Many threads have been made to redesign and rebalance feats. And for good reasons. Sometime the scope was a small set or groups of feats, othertimes it was aimed at all of them. I don't think I ever came upon writing which succeeded in the goals that it set for itself. Nevertheless, I would love to make it works.
So, bring it on.

If you're going to throw out the old system, then why rank whatever it is the exists today?
If we're honest for a moment, most if not all of d&d's problems stems from trying to come up with new things that either don't equal in power level to what already is in game, or serve a different purpose and therefore cannot be even compared. Examples include Natural Spell for druids which is a a must have, so much so that it shouldn't even be an option to not take it; Extra rage is a trap - it is more beneficial if you up your cons' score. Ride-by attack is bizarrely worded, a problem for some feats which because of RAW won't allow for combination with newer additions.
There are feats that mimic spells which seems to me like an unnatural duality because of undefined roles for both spellcasting and feats.
And not to mention the ungodly amount of splatbooks and extras that contribute to this giant mass.

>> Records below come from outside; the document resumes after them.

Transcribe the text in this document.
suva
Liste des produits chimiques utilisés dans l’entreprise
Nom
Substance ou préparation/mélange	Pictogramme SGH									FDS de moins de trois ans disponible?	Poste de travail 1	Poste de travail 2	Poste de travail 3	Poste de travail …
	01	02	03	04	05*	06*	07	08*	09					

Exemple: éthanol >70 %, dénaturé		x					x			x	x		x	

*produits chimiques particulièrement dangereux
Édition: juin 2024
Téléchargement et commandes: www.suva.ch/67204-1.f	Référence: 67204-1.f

My suggestion - create some sort of scaling meter to compare the material up against. What doesn't shape up when compared to the ruler isn't allowed in game.
Keep in mind that, like I mentioned above, it is highly advisable to declare in advance what is the role of feats. What are the boundaries. Who will gain access and when (you don't have to follow the fighter and/or wizard feat progression).

Now I see the 10 tiers you wrote down. My gripe with how it is presented is that it is so far away from math. It is also far from philosophical logic which is quantifiable and sometimes is used in a math-like way.
So, at least for me, this is not really usable.

But don't stay your hand. I'd love to see something of this nature succeed.

@Eldritch_Lord: Well done for this explanation. It is very well made and presented. You win a star.